Topology of a latent space: What can go wrong with the representation in a deep latent variable model like VAE or Normalizing Flow?

Written by Piotr Tempczyk

Piotr Tempczyk
Acta Schola Automata Polonica
11 min readAug 9, 2020

--

Before we start

This blog post requires some knowledge about Bayesian probability theory, machine learning, and topology. I will give some references to Wikipedia articles or other online sources whenever I use a terminology out of the machine learning domain. I assume a reader has some basic knowledge of machine learning, neural networks, and generative models like GAN or VAE.

This is the first from series of blog posts about topology of the latent space. In this blog post I am going to describe and define a potential problems with the latent space topology. In next blog posts I am going to present experiments in which I am going to verify how does problems affect models and representations trained on a real-world and synthetic datasets. All experiments were conducted using Python library for generative models genlib.

Why even care about the representation?

During my work on a real estate property valuation model, we wanted with a research team to have some insights into the model structure and dependencies between the input and the output of our model. My idea was to:

  1. create a generative model for the data (my first try was Variational Autoencoder — VAE),
  2. use this generative model to encode a data point for which we wanted to explain model predictions into the latent space,
  3. sample some points around it in the latent space,
  4. transform them back into the data space…
  5. …and see how our predictions are changing if we move in a direction where one of our features in data space changes the most.

My intuition was that we need such a model because of the high correlation between some of the variables describing a flat. For example, flat size and number of rooms are strictly correlated, as higher flats have usually more rooms. In our analysis, we wanted to exclude flats that can’t exist (that are unlikely or don’t exist in the data distribution), e.g. the flat with size of 20 square meters and with 10 rooms.

And then it struck me: is it possible to represent a discrete feature in the data space in the Euclidean latent space and at the same time have a possibility to sample points from that continuous space without drawing points that are out of distribution in the data space?

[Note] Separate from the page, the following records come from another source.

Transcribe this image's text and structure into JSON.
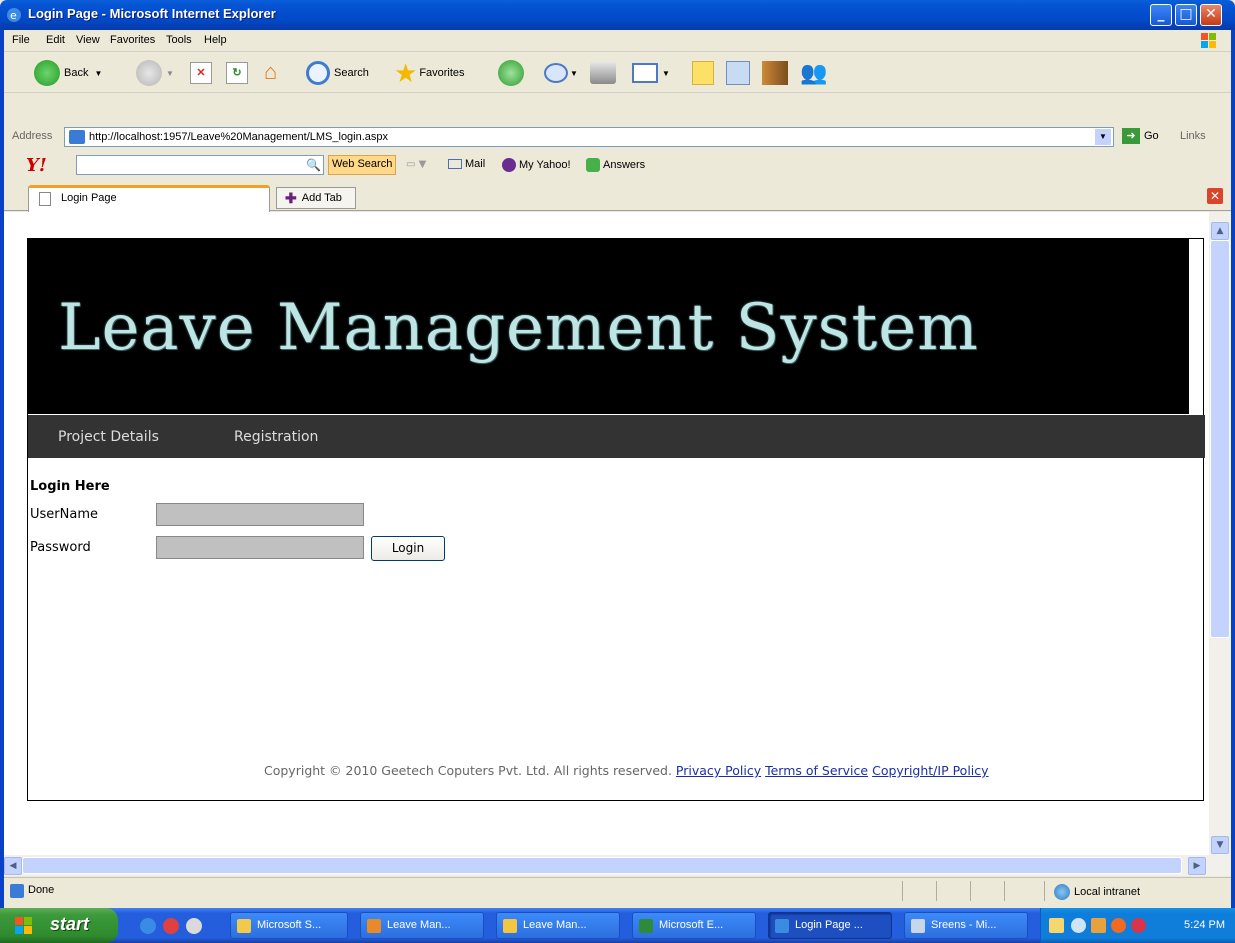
{
  "window": {
    "title": "Login Page - Microsoft Internet Explorer"
  },
  "menu": [
    "File",
    "Edit",
    "View",
    "Favorites",
    "Tools",
    "Help"
  ],
  "toolbar": {
    "back": "Back",
    "search": "Search",
    "favorites": "Favorites"
  },
  "address": {
    "label": "Address",
    "url": "http://localhost:1957/Leave%20Management/LMS_login.aspx",
    "go": "Go",
    "links": "Links"
  },
  "yahoo": {
    "search_button": "Web Search",
    "mail": "Mail",
    "my_yahoo": "My Yahoo!",
    "answers": "Answers"
  },
  "tabs": {
    "current": "Login Page",
    "add": "Add Tab"
  },
  "page": {
    "banner": "Leave Management System",
    "nav": [
      "Project Details",
      "Registration"
    ],
    "login": {
      "heading": "Login Here",
      "username_label": "UserName",
      "password_label": "Password",
      "button": "Login"
    },
    "footer": {
      "text": "Copyright © 2010 Geetech Coputers Pvt. Ltd. All rights reserved.",
      "links": [
        "Privacy Policy",
        "Terms of Service",
        "Copyright/IP Policy"
      ]
    }
  },
  "status": {
    "left": "Done",
    "zone": "Local intranet"
  },
  "taskbar": {
    "start": "start",
    "tasks": [
      "Microsoft S...",
      "Leave Man...",
      "Leave Man...",
      "Microsoft E...",
      "Login Page ...",
      "Sreens - Mi..."
    ],
    "clock": "5:24 PM"
  }
}
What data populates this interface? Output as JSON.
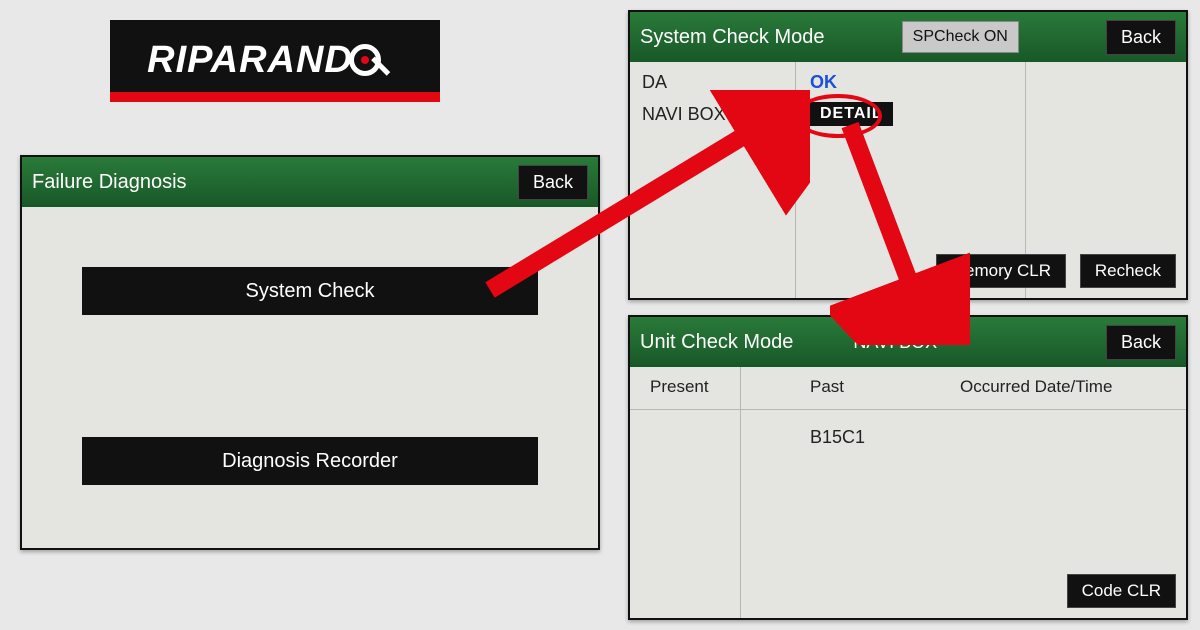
{
  "logo": {
    "text": "RIPARAND"
  },
  "panel1": {
    "title": "Failure Diagnosis",
    "back": "Back",
    "system_check": "System Check",
    "diag_recorder": "Diagnosis Recorder"
  },
  "panel2": {
    "title": "System Check Mode",
    "spcheck": "SPCheck ON",
    "back": "Back",
    "row1_label": "DA",
    "row1_val": "OK",
    "row2_label": "NAVI BOX",
    "row2_btn": "DETAIL",
    "memory_clr": "Memory CLR",
    "recheck": "Recheck"
  },
  "panel3": {
    "title": "Unit Check Mode",
    "subtitle": "NAVI BOX",
    "back": "Back",
    "th_present": "Present",
    "th_past": "Past",
    "th_occurred": "Occurred Date/Time",
    "cell_past": "B15C1",
    "code_clr": "Code CLR"
  },
  "colors": {
    "header_green": "#1f6a2f",
    "accent_red": "#e30613",
    "ok_blue": "#1a4fd8"
  }
}
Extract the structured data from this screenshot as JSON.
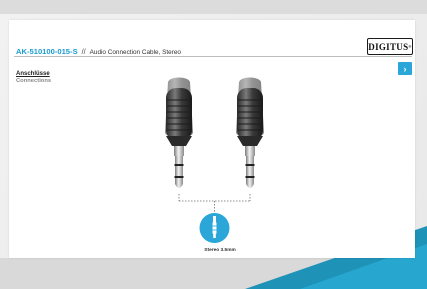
{
  "brand": {
    "logo_text": "DIGITUS",
    "registered": "®"
  },
  "header": {
    "model": "AK-510100-015-S",
    "separator": "//",
    "description": "Audio Connection Cable, Stereo"
  },
  "section": {
    "title_de": "Anschlüsse",
    "title_en": "Connections"
  },
  "connector": {
    "label": "Stereo 3.5mm"
  },
  "nav": {
    "next_icon": "chevron-right-icon"
  },
  "colors": {
    "accent": "#1a9ccf",
    "teal": "#2aa7d8"
  }
}
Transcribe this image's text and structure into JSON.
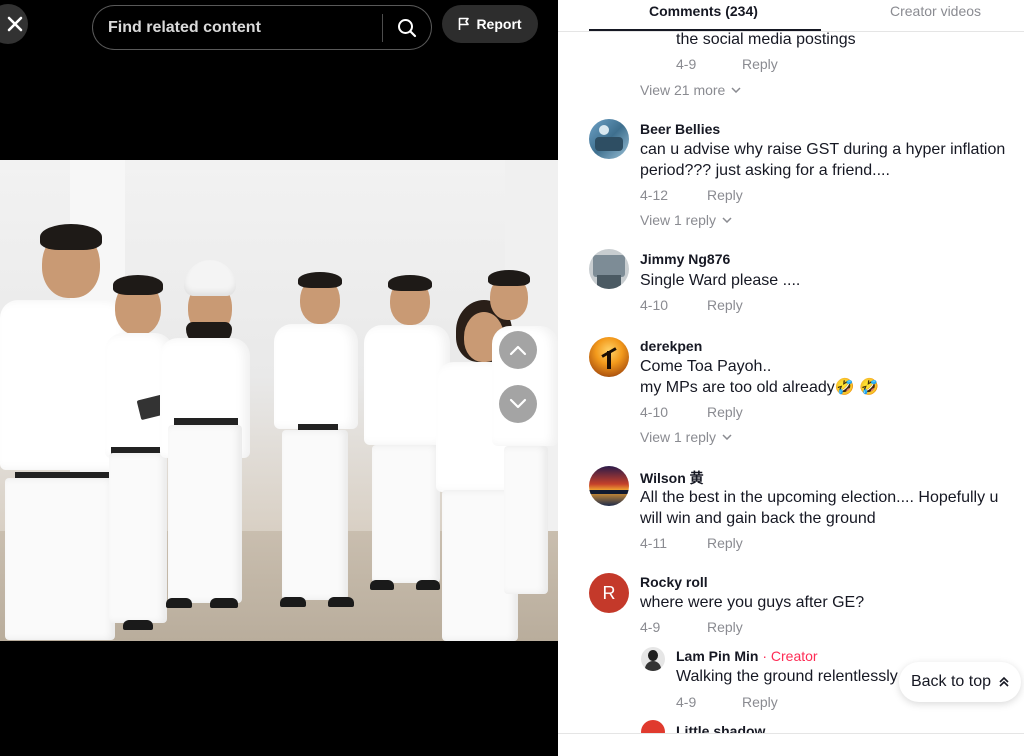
{
  "player": {
    "search_placeholder": "Find related content",
    "report_label": "Report"
  },
  "tabs": {
    "comments_label": "Comments (234)",
    "creator_videos_label": "Creator videos"
  },
  "comments": [
    {
      "text": "the social media postings",
      "date": "4-9",
      "reply": "Reply",
      "more": "View 21 more"
    },
    {
      "user": "Beer Bellies",
      "text_line1": "can u advise why raise GST during a hyper inflation",
      "text_line2": "period??? just asking for a friend....",
      "date": "4-12",
      "reply": "Reply",
      "more": "View 1 reply"
    },
    {
      "user": "Jimmy Ng876",
      "text": "Single Ward please ....",
      "date": "4-10",
      "reply": "Reply"
    },
    {
      "user": "derekpen",
      "text_line1": "Come Toa Payoh..",
      "text_line2": "my MPs are too old already🤣 🤣",
      "date": "4-10",
      "reply": "Reply",
      "more": "View 1 reply"
    },
    {
      "user": "Wilson 黄",
      "text_line1": "All the best in the upcoming election.... Hopefully u",
      "text_line2": "will win and gain back the ground",
      "date": "4-11",
      "reply": "Reply"
    },
    {
      "user": "Rocky roll",
      "avatar_letter": "R",
      "text": "where were you guys after GE?",
      "date": "4-9",
      "reply": "Reply"
    },
    {
      "user": "Lam Pin Min",
      "separator": " · ",
      "creator_tag": "Creator",
      "text": "Walking the ground relentlessly",
      "date": "4-9",
      "reply": "Reply"
    },
    {
      "user": "Little shadow"
    }
  ],
  "back_to_top": "Back to top",
  "colors": {
    "creator_tag": "#fe2c55",
    "rocky_avatar": "#c4392a",
    "meta_text": "#8a8b91"
  },
  "icons": [
    "close-icon",
    "search-icon",
    "flag-icon",
    "chevron-up-icon",
    "chevron-down-icon",
    "double-chevron-up-icon"
  ]
}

Desired properties of a representation in the latent variable deep generative models

In my case and many other situations we are interested in both: generating good samples from the model and having a convenient representation in the latent space. Expressing model ”goodness” in a more formal way, it is useful in many situations to have a generative model which has all of the following properties (the list is inspired by Chapter 3 of [1]):

G.1 We can sample new data from the model.

G.2 We can encode any point x from the data distribution into the latent space Z using our model (e.g. we cannot do this with GAN, which is an example of a latent variable model but without encoder).

G.3 Representation in the latent space is disentangled [1], which means that each factor of variation in the data space X is represented by one coordinate in the latent space Z.

G.4 We want to be as close as possible to the situation, where each point z in the latent space represents one point x in the data space, so we have 1 to 1 correspondence between X and Z (it is also called cycle-consistency). It can’t be done exactly if we also want to fulfill requirement G.7.

G.5 Point sampled from Z cannot represent a point in X that doesn’t belong to the distribution of X.

G.6 Latent dimensions should be smooth. It means that if we for example encode a hair color from light to dark blond we want a distance in the latent space representation to be proportional to a distance in the data space for every point in the data distribution.

G.7 We also want small and meaningless noise in data not to be encoded in the latent space (e.g.noise from an image sensor in photographs). This point prevents us from fulfilling the requirement G.4.

G.8 Generated data covers all possible data points (lack of a mode collapse effect, as observed in [13] and [2]).

Latent variable models

Figure 1: Latent variable model.

In this blog post, we will use term Latent variable models as probabilistic graphical models, where a latent variable z is drawn from a p(z) distribution and then the observation x is drawn from p(x|z). Bayesian network of this model is shown in Figure1.

If we allow p(x|z) to be a deterministic function of z (i.e. there is only one value of x for each value of z with probability 1), then all three main types of latent variable deep generative models (VAE[8][12], Normalizing Flows[11](NF) and GAN [5]) fit into this framework.

Properties of functions approximated by neural networks

To better understand how topology of a latent space can affect a representation and sampling process of a generative model we have to take a look at the functions we use to approximate our relation between variables x and z. We use neural networks in deep generative models, and because of that, there are some limitations for the class of functions f they can approximate. They arise from the neural network structure and properties of functions used as neural networks building blocks. These limitations are:

N.1 In many practical cases f is bounded or can be bounded without loss of generality.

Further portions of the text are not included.